Dopo la sentenza della Corte di Assise di Taranto del 31 maggio e le durissime richieste di condanna in primo grado (con oltre 280 anni di carcere), per gli ex proprietari dell'Ilva di Taranto, i fratelli Riva, per dirigenti, consulenti e politici (3 anni e mezzo la pena per Nichi Vendola), a Taranto si attende la sentenza del Consiglio di Stato che si pronuncerà sulla chiusura degli impianti dell'area a caldo del sito siderurgico.
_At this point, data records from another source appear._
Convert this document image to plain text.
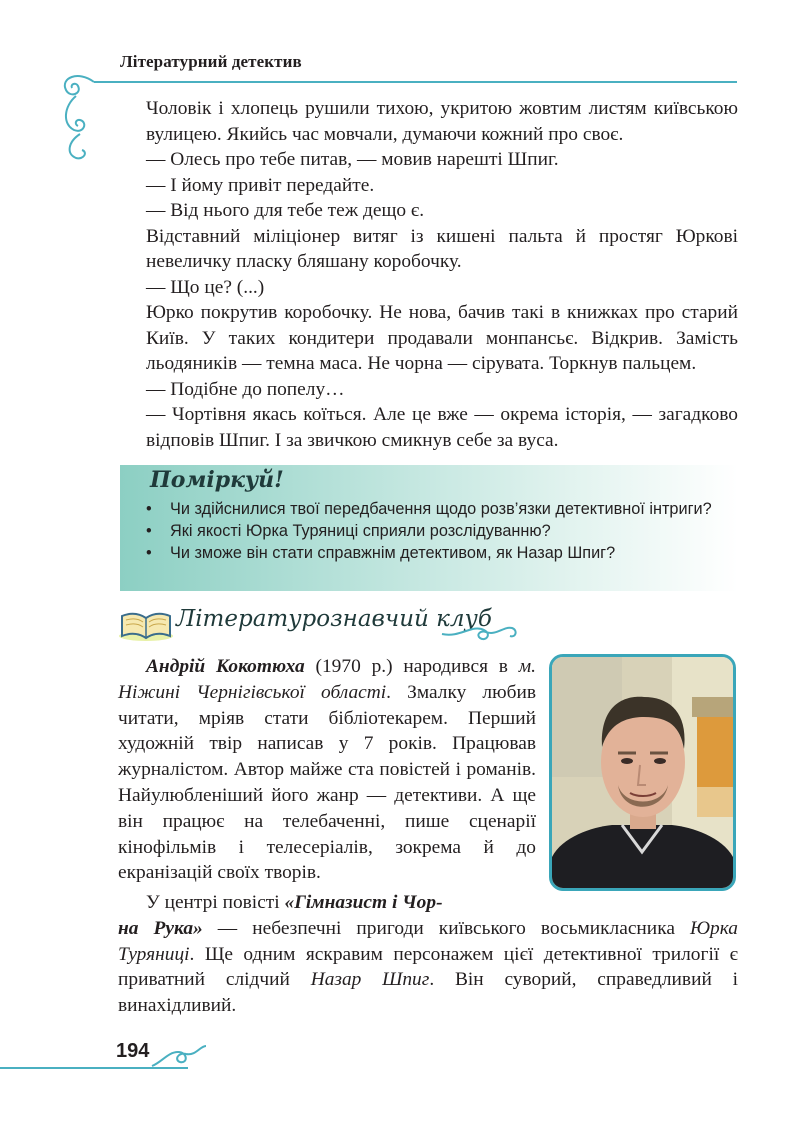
Літературний детектив

Чоловік і хлопець рушили тихою, укритою жовтим листям київською вулицею. Якийсь час мовчали, думаючи кожний про своє.

— Олесь про тебе питав, — мовив нарешті Шпиг.

— І йому привіт передайте.

— Від нього для тебе теж дещо є.

Відставний міліціонер витяг із кишені пальта й простяг Юркові невеличку пласку бляшану коробочку.

— Що це? (...)

Юрко покрутив коробочку. Не нова, бачив такі в книжках про старий Київ. У таких кондитери продавали монпансьє. Відкрив. Замість льодяників — темна маса. Не чорна — сірувата. Торкнув пальцем.

— Подібне до попелу…

— Чортівня якась коїться. Але це вже — окрема історія, — загадково відповів Шпиг. І за звичкою смикнув себе за вуса.

Поміркуй!
• Чи здійснилися твої передбачення щодо розв’язки детективної інтриги?
• Які якості Юрка Туряниці сприяли розслідуванню?
• Чи зможе він стати справжнім детективом, як Назар Шпиг?
Літературознавчий клуб

Андрій Кокотюха (1970 р.) народився в м. Ніжині Чернігівської області. Змалку любив читати, мріяв стати бібліотекарем. Перший художній твір написав у 7 років. Працював журналістом. Автор майже ста повістей і романів. Найулюбленіший його жанр — детективи. А ще він працює на телебаченні, пише сценарії кінофільмів і телесеріалів, зокрема й до екранізацій своїх творів.

У центрі повісті «Гімназист і Чор-
на Рука» — небезпечні пригоди київського восьмикласника Юрка Туряниці. Ще одним яскравим персонажем цієї детективної трилогії є приватний слідчий Назар Шпиг. Він суворий, справедливий і винахідливий.

194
Dopo anni di negazionismo, si parla finalmente di disastro ambientale; Taranto già nel 2005 era al centro di alcuni studi per l’elevato numero di malati e vittime per gravi patologie respiratorie e oncologiche e per l’altissima concentrazione di diossina. “Taranto era una questione che era sfuggita all'attenzione della politica, della comunità scientifica e delle associazioni che si occupavano di ambiente”, così esordisce il professor Alessandro Marescotti, uno dei fondatori di PeaceLink, associazione che si occupa da sempre di tutela ambientale.
La sentenza è un primo importante passo che può realmente fare la differenza per un territorio devastato dall'inquinamento dovuto alla produzione dell’area industriale che sta proseguendo, nonostante sia oramai acclarato il nesso tra emissioni nocive e le gravi patologie che colpiscono soprattutto la popolazione residente a ridosso del sito siderurgico, altissimo il numero dei bambini malati e deceduti in questi anni.
“Nulla è stato fatto” dice Marescotti che auspica l'immediata chiusura dell'area a caldo dato che in tutti questi anni nulla è stato fatto per mettere a norma gli impianti. Una città’ considerata sacrificabile e dove i dati non vengono neanche presi in considerazione.
Con Marescotti abbiamo anche affrontato il tema di una produzione che oramai non garantisce più profitti e sul fatto che, allo stato attuale, pensare ad ulteriori investimenti in nuove tecnologie (in vista anche dei fondi europei) non avrebbe più senso, perché non ci sono più profitti, ma solo gravi perdite.